The World Without D&D

Bullgrit

Adventurer
How would our current popular culture be different if D&D had not been invented? Would our current popular culture be affected at all?

What would your favorite hobby be if there were no RPGs?

Bullgrit
 
Last edited:

log in or register to remove this ad


How would our current popular culture be different if D&D had not been invented? Would our current popular culture be affected at all?

What would your favorite hobby be if there were no RPGs?

Bullgrit
I think someone else would have invented RPGs then.

If there were no RPGs, I might be playing more computer games.
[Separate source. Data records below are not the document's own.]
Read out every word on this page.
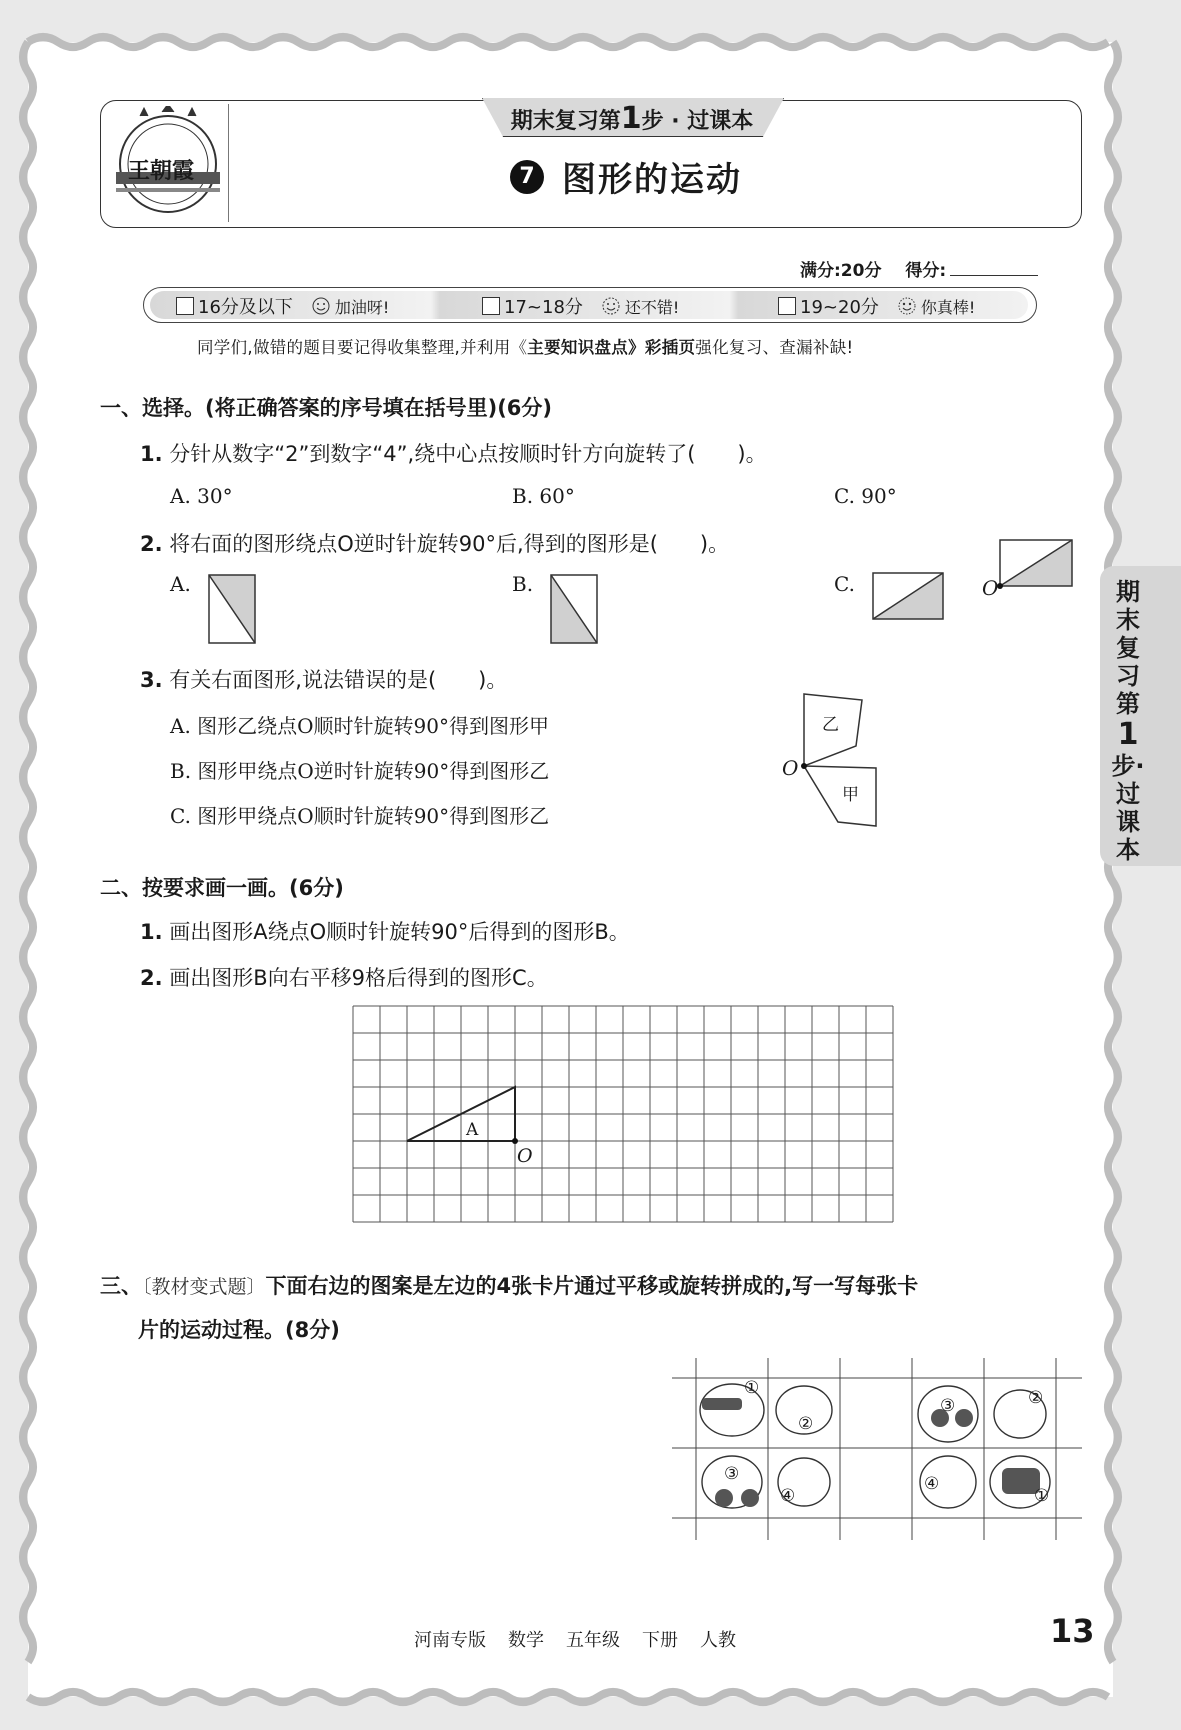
王朝霞
期末复习第1步 · 过课本
7 图形的运动
满分:20分 得分:
16分及以下	加油呀!	17~18分	还不错!	19~20分	你真棒!
同学们,做错的题目要记得收集整理,并利用《主要知识盘点》彩插页强化复习、查漏补缺!
一、选择。(将正确答案的序号填在括号里)(6分)
1. 分针从数字“2”到数字“4”,绕中心点按顺时针方向旋转了(　　)。
A. 30°	B. 60°	C. 90°
2. 将右面的图形绕点O逆时针旋转90°后,得到的图形是(　　)。
O
A.	B.	C.
3. 有关右面图形,说法错误的是(　　)。
A. 图形乙绕点O顺时针旋转90°得到图形甲
B. 图形甲绕点O逆时针旋转90°得到图形乙
C. 图形甲绕点O顺时针旋转90°得到图形乙
乙
甲
O
二、按要求画一画。(6分)
1. 画出图形A绕点O顺时针旋转90°后得到的图形B。
2. 画出图形B向右平移9格后得到的图形C。
A
O
三、〔教材变式题〕下面右边的图案是左边的4张卡片通过平移或旋转拼成的,写一写每张卡
片的运动过程。(8分)
①
②
③
④
③	②
④
①
期末复习第
1
步·过课本
河南专版 数学 五年级 下册 人教	13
I'd probably play Blizzards Online Space Combat Simulation. Massive Multiplayer, an entire galaxy to explore, expanding storylines, multiple factions. Controlling your own carrier group as a mercenary group is awesome, and I am really looking forward to the Mecha Ground Combat expansion promised for next year. [/dreaming]
 



I think crpg would have arisen anyway but they would be derived from DOOM and the like. I am aware that D&D and rpgs were in the background of id software but i think fps type games would have happened without rpgs. MMOs would have been slow to develop without D&D though.
 

Isn't that Eve? Or is Eve mainly just stabbing people in the back with spaceships?
From what I gathered, it seems too much about trade stuff, but I might be totally wrong.
A Space Combat Sim MMO should feature all the TIE Fighter style missions. It's okay if someone wants the trade stuff, too, but it should absolutely not be required.
 

Well, it's not quite fire or the wheel, but I agree that it probably would have been invented sooner or later, in one fashion or another. But if there were no RPGS at all, I'd just be more into my other two interests, poker and hockey, and I'd play more board and video games.
 

The biggest legacy D&D has given to mainstream culture IMHO:

1. Non-competitive gaming. The idea that you can sit around in a group and play a game and not have a winner. Ever. This is totally novel. I can't think of a single game before D&D where this is true. This was one of the biggest stumbling blocks I remember facing back in the day trying to explain my hobby to people. "What do you mean there is no winner? What's the point of playing if there is no winner?"

That paradigm, which has bled over into computer games (how many co-opertative video games are there that aren't CRPG's?), and cropped up in all sorts of other places is HUGE.